Other than feeling like my head might explode, I am okay-ish. I go in next week for progress x-rays on my foot, ankle, and knee. When I went in to pick up the brace to stabilize my ankle, the doctor had apparently forgotten to put the order in. <cue the massive eye roll> I was not pleased. Upon returning to finally get it (after confirming twice), it was, once again, on back order. Is there suddenly some massive shortage for braces in this country?! My pharmacy was cleaned out of the over-the-counter version. I don’t think it’s acceptable to ask me to pay out of pocket for something that my insurance covers if you actually take care of it properly. After slightly consideration, I was too exhausted to play with Ace bandages and sports tape. It requires more attention to detail than I currently have at the moment.

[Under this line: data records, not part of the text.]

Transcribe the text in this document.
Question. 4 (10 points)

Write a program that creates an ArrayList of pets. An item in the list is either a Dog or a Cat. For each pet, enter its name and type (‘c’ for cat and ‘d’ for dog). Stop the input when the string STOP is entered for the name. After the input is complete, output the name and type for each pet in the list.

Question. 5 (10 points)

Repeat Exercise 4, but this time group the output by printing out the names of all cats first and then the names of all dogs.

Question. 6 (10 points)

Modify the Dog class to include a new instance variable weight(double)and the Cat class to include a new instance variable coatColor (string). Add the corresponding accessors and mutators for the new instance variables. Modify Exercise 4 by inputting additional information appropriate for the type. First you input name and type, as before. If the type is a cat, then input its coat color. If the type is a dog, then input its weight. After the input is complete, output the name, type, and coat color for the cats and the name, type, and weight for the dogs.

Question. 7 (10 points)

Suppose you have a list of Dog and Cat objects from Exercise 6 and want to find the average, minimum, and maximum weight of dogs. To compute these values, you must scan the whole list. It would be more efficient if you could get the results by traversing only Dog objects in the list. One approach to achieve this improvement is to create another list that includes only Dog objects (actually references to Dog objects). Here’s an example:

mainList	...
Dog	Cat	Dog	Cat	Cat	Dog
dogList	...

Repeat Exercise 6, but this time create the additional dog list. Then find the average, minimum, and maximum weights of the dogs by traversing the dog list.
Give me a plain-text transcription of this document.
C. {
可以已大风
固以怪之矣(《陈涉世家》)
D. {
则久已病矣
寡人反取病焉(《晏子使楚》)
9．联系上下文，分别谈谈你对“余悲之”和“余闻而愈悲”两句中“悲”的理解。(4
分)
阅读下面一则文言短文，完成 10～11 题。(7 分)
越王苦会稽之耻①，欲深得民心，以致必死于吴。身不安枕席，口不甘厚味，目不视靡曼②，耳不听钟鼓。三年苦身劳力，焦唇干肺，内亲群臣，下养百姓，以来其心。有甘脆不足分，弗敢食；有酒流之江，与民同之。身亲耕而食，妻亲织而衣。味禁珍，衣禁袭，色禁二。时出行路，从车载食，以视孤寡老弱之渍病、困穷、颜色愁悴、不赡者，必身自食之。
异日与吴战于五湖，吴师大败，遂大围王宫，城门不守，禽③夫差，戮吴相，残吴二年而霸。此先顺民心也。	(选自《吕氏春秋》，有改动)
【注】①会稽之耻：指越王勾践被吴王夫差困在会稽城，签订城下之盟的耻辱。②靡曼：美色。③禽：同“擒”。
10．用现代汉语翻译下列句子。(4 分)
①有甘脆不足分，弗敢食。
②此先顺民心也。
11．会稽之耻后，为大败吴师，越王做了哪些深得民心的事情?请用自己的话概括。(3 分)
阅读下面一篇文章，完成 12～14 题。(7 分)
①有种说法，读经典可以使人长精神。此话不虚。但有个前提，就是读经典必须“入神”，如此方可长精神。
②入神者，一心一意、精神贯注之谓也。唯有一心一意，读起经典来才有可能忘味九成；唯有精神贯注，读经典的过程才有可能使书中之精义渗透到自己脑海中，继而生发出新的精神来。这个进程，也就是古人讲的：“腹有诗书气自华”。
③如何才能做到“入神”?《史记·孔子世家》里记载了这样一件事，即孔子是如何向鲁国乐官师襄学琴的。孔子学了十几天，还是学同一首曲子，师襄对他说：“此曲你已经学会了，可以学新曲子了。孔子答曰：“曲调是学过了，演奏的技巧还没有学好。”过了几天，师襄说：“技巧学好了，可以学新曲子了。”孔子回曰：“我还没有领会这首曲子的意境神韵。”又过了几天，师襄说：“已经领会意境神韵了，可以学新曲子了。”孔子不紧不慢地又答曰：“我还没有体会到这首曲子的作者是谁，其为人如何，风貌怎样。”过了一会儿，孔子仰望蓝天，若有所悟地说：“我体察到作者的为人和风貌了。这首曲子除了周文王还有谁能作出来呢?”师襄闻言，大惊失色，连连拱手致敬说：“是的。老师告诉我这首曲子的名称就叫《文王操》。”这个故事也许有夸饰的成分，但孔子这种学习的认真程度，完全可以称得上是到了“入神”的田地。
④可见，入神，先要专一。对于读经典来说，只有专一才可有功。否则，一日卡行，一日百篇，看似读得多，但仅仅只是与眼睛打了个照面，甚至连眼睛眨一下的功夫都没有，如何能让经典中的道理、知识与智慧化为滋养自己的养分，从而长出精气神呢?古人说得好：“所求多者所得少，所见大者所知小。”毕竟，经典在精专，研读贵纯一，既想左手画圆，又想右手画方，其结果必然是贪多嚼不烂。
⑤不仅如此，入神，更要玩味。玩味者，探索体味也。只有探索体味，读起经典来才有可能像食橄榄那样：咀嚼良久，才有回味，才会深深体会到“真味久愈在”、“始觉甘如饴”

The surgeon is concerned that I am still in a lot of pain with my ankle and foot. He shouldn’t be so damn shocked since he told me I didn’t need pain medication. Yeah, because who needs healthy bones that fully heal as you’re trying hard not to scream sometimes from the pain of it all? There are times where I am biting my arm to stop myself from screaming; that’s how painful this is. I have bruises I’ve covered up with concealer that doesn’t come off without a special makeup remover. The pulsing pain in my ankle is ridiculous and my foot is always screaming at me to sit down or stop using it. My own family seems to forget I am suffering through this. I was strictly forbidden to do 90% of the things I am still trying to do, with great struggle, so I might have made things a lot worse for myself. If I require surgery in a month or two, I will be furious. I pray it doesn’t come to that. We use our feet every single day. When it hurts to walk, stand, cook, shower, do the laundry, climb a flight of stairs or go down a flight of stairs, then that’s serious. I am so used to having a high pain threshold that I’m sure people assume it’s no big deal to throw in multiple injuries. It is a big deal. This is additional trauma my body really doesn’t need.
So yeah, awake, alive, and all that jazz. Praying for good results and better days ahead.